Discussed again on 6/3 call. Made initial plans to work on reorganizing projects as follows:

  1. Create a new top-level “shared/utility” repo with java-support and spring-extensions moved into subdirectories of a new multi-module project, with history rewritten via reposurgeon to reflect those locations. Any commit signatures will be removed. Tags and branches will be renamed for uniqueness. Code can be moved around and new modules created at that point. Some of the code may then be migrated into new top-level repos if desired.

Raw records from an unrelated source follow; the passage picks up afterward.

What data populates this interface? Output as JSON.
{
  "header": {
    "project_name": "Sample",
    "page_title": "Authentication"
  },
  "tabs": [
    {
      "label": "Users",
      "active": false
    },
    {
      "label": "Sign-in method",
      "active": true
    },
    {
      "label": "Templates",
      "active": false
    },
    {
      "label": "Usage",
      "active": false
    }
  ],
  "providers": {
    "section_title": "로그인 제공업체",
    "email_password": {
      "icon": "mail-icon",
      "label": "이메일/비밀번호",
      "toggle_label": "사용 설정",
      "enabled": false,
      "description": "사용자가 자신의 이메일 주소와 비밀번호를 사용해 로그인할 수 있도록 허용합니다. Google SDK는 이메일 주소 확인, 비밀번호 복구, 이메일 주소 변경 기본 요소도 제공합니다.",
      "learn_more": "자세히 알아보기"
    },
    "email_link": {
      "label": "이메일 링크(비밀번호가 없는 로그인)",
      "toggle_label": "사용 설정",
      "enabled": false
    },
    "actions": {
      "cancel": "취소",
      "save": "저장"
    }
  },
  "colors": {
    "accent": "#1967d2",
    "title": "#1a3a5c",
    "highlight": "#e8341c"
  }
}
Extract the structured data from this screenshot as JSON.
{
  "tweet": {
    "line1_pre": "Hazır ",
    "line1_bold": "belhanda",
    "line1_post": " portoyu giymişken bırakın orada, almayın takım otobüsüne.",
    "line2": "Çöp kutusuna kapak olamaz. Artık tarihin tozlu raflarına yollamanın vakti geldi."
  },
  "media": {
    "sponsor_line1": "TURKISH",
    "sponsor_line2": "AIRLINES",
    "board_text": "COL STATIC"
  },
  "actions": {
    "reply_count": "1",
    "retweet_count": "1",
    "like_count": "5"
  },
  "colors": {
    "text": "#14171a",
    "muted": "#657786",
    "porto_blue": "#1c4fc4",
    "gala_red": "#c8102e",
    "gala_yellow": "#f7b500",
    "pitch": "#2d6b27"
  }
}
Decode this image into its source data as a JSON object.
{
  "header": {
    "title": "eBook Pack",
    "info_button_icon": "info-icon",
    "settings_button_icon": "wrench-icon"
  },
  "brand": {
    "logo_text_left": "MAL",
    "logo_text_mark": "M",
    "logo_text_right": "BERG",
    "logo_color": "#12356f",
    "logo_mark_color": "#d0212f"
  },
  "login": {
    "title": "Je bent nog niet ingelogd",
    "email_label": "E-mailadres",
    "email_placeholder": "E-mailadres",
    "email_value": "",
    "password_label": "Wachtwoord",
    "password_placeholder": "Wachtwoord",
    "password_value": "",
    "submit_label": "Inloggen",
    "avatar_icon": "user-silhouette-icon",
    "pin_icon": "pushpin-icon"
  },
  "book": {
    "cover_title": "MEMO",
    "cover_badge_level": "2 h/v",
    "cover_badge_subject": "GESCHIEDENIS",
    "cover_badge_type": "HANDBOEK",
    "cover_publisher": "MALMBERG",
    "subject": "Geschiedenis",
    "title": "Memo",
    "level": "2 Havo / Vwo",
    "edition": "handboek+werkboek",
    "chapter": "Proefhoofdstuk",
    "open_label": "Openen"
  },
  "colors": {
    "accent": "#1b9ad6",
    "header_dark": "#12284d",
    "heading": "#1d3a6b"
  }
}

    1. See https://shibboleth.atlassian.net/wiki/spaces/~65887685/pages/2991489026

  2. Begin to create new top-level projects for large IdP subsystems we need for the SP by cloning the IdP repository and removing content. History can be cleaned up after that point to eliminate the deleted content.

    1. Created java-shib-metadata and java-shib-attribute and have completed rebasing the IdP on them.

    2. Some code also moved down into a new opensaml-spring module, with attendant loss of history.